AKA: Wit's End
Directed by: Joel M. Reed
Starring: Tom Keena, Angelique Pettyjohn, Janet Wood, and Victoria Racimo
Dave Dearborn (Keena) is a Vietnam vet who currently resides in Singapore. He runs a nightclub on a boat and has relationships with seemingly every woman in the area: Bonnie (Pettyjohn), Cindy (Wood) and Mai Lee (Racimo). Life seems good for old Dave Dearborn, but he wants more. When some mysterious individuals offer him the chance to investigate a case of a missing and perhaps kidnapped defector from communist China, Dearborn accepts the job. But things get (overly) complicated very quickly, and after some murders occur, he realizes he’s caught in a dangerous web of intrigue. Will he escape and live to carouse again?
Shot in 1971 but not released until Troma picked it up and it came out on Vestron in 1984 (back when Troma had a partnership with Vestron), “Wit’s End”, or as Troma misleadingly re-titled it, The G.I. Executioner, is a bland, dull, middling, mediocre affair, but it has some mildly exploitative elements (mainly nudity), and if it didn’t throw those crumbs to the audience, there would be nothing here. Director Joel M. Reed is primarily known for having directed Bloodsucking Freaks (1976), also reinforcing his relationship with Troma. Reed only directed six films in his career, and having seen four of them by now, I think it’s pretty safe to say there’s not a lot of meat there. When Bloodsucking Freaks is the crowning achievement of your directorial career, there’s definitely a problem.

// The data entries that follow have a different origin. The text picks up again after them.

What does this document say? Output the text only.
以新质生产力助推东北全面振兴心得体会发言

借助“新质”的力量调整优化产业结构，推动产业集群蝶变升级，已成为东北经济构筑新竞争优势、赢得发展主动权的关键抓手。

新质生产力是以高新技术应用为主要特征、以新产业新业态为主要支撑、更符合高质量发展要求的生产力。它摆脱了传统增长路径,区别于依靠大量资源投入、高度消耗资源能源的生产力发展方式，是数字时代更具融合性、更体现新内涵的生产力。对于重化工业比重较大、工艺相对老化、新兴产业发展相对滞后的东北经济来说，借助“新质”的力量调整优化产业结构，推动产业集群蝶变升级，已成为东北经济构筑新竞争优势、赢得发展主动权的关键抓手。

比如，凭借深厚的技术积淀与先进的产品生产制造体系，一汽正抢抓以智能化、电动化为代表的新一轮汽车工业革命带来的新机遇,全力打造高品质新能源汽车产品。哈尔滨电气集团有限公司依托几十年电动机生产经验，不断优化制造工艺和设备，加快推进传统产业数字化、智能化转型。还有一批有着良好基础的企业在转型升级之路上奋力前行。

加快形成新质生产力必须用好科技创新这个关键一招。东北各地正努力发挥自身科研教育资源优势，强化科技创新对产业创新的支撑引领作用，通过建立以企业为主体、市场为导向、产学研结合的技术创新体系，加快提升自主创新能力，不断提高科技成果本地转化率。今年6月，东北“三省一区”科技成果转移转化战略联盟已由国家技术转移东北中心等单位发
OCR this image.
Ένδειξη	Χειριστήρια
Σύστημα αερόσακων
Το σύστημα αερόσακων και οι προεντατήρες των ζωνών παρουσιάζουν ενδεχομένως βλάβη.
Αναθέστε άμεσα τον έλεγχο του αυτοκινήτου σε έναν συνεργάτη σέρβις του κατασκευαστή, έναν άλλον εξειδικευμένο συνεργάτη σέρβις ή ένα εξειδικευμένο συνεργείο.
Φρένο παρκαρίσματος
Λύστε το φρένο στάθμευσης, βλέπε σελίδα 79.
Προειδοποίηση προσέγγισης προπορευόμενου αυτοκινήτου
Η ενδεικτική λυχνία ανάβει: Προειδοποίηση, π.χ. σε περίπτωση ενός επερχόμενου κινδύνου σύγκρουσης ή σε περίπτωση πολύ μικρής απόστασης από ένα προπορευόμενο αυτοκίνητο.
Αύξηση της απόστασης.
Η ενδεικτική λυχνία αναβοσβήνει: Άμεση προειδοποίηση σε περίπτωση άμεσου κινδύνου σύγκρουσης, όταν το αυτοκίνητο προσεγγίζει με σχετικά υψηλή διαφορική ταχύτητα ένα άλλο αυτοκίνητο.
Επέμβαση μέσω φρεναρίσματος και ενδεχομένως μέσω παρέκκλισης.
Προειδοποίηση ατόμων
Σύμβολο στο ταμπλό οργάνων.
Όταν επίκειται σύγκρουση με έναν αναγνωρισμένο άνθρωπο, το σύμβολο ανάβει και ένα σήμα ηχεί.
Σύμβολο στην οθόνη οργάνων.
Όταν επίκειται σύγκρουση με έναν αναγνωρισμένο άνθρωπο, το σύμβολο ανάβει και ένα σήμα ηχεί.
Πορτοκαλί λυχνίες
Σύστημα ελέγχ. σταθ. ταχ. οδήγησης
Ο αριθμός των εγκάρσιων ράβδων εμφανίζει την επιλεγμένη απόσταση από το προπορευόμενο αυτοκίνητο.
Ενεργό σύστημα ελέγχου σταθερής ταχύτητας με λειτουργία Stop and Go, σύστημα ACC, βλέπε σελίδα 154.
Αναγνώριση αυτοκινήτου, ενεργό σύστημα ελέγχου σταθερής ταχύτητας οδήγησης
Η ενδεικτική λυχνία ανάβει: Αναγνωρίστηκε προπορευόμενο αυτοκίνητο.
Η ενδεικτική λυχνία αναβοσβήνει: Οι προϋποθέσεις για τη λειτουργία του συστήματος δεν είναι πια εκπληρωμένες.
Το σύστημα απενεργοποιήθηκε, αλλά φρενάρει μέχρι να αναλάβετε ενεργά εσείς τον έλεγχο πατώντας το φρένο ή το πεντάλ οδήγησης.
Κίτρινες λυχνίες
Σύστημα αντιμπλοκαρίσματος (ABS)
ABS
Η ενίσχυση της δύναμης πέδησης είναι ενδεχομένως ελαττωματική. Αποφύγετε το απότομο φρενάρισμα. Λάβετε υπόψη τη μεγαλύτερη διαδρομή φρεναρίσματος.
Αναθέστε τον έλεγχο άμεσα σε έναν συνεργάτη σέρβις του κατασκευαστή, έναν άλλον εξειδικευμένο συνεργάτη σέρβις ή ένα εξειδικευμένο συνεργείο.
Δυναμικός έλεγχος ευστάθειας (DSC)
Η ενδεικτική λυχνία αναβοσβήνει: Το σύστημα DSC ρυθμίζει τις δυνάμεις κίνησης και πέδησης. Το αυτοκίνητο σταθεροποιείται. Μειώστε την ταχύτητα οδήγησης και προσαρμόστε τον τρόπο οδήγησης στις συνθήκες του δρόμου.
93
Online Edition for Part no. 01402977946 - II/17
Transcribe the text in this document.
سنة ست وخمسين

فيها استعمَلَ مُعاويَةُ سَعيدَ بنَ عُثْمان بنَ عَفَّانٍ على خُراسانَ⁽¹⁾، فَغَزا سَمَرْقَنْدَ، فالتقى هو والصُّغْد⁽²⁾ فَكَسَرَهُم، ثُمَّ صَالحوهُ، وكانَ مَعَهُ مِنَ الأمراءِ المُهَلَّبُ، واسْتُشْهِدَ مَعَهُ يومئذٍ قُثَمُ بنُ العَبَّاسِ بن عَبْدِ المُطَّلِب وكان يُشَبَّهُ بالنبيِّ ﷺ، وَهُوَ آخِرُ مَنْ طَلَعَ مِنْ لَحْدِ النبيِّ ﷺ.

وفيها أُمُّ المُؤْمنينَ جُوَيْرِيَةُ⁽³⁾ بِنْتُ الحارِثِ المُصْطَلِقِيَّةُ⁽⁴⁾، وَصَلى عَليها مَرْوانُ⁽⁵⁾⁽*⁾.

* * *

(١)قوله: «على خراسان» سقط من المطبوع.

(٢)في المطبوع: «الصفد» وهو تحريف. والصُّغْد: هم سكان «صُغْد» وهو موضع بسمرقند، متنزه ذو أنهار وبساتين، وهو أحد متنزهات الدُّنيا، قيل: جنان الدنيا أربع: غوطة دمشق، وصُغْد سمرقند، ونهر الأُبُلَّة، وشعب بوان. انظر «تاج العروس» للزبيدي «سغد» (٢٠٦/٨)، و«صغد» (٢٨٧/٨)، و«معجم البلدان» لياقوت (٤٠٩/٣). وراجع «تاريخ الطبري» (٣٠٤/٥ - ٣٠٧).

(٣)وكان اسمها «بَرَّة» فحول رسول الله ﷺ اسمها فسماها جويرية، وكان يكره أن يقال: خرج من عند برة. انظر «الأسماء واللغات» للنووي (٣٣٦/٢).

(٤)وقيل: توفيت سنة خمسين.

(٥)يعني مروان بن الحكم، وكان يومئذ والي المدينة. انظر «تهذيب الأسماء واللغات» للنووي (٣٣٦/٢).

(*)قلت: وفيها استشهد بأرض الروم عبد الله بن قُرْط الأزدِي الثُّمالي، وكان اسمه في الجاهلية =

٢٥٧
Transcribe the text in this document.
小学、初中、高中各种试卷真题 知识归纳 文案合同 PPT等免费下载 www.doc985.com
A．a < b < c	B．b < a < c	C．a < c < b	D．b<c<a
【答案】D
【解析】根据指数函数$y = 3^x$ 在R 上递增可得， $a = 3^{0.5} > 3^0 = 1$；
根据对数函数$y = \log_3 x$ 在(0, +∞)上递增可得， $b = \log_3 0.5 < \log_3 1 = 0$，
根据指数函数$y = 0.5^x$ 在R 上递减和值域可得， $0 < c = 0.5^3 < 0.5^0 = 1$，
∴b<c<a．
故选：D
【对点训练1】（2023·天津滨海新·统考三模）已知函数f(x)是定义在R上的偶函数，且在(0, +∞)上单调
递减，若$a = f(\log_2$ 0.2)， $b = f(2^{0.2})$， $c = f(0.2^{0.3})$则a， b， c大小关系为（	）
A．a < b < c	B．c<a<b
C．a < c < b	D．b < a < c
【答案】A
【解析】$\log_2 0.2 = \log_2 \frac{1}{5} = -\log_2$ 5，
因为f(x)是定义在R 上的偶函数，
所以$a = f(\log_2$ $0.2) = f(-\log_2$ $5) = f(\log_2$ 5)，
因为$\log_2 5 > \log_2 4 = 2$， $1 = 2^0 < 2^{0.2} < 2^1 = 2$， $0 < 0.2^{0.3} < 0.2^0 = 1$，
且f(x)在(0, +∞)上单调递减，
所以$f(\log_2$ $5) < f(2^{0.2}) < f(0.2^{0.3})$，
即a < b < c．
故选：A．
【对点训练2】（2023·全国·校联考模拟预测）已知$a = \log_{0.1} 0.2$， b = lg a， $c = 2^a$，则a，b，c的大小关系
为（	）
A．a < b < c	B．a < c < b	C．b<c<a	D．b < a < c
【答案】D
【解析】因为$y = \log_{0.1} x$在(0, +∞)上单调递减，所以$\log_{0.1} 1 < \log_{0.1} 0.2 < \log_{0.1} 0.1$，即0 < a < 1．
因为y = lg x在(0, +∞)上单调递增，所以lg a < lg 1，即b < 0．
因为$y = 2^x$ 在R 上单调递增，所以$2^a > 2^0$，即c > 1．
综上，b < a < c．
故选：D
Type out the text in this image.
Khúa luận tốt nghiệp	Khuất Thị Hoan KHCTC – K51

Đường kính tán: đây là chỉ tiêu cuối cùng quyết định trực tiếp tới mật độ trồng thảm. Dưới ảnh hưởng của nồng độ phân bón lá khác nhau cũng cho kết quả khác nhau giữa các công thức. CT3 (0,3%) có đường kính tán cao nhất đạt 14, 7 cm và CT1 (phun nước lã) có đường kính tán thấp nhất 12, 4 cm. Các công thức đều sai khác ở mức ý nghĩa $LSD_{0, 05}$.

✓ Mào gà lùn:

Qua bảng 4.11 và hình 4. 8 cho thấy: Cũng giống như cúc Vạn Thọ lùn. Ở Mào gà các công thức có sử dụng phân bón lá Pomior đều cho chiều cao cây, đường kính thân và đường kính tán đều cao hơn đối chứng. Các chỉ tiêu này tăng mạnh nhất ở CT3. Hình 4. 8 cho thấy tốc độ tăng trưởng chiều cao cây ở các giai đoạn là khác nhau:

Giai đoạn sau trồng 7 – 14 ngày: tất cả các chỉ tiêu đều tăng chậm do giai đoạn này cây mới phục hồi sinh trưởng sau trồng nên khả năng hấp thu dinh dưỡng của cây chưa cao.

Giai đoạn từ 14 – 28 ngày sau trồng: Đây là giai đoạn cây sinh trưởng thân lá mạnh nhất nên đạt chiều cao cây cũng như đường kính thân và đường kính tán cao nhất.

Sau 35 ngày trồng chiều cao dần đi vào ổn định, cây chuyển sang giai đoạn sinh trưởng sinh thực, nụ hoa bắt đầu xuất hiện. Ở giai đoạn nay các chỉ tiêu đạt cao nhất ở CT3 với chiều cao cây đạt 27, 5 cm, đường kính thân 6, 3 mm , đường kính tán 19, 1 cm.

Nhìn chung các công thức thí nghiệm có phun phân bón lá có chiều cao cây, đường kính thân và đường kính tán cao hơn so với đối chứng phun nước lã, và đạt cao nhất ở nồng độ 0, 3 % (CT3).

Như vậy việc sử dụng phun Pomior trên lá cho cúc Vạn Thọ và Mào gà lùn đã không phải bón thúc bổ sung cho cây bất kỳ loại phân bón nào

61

The movie would be almost completely lifeless if it wasn’t for the music by a band called The Jason Garfield. It’s classic 60’s garage punk, and the title song, “Wit’s End”, with its chorus of “Wit’s E-e-e-nd, ah, ah, ah” is very catchy. Thankfully, a few of their songs play throughout the movie, which is good, but not enough to save it. In other opening credits news, there is a montage of things you’re about to see, including a few potential spoilers! It also says it was shot entirely in Singapore, but there may be some Philippines content as well. During the prerequisite torture scene, Dearborn is, inexplicably, forced to wear a tiny pink vest with gold sequins which barely fits him and looks like it belongs on a doll. Then another character enters the room, also wearing a tiny pink vest. No explanation is ever given as to why. Just one of the many mysteries in the story of the existence of The G.I. Executioner. The whole endeavor has a very flat, John Garwood-y feel, which is not a good thing.
You’ll be at your “wit’s end” by the end of this tough sit.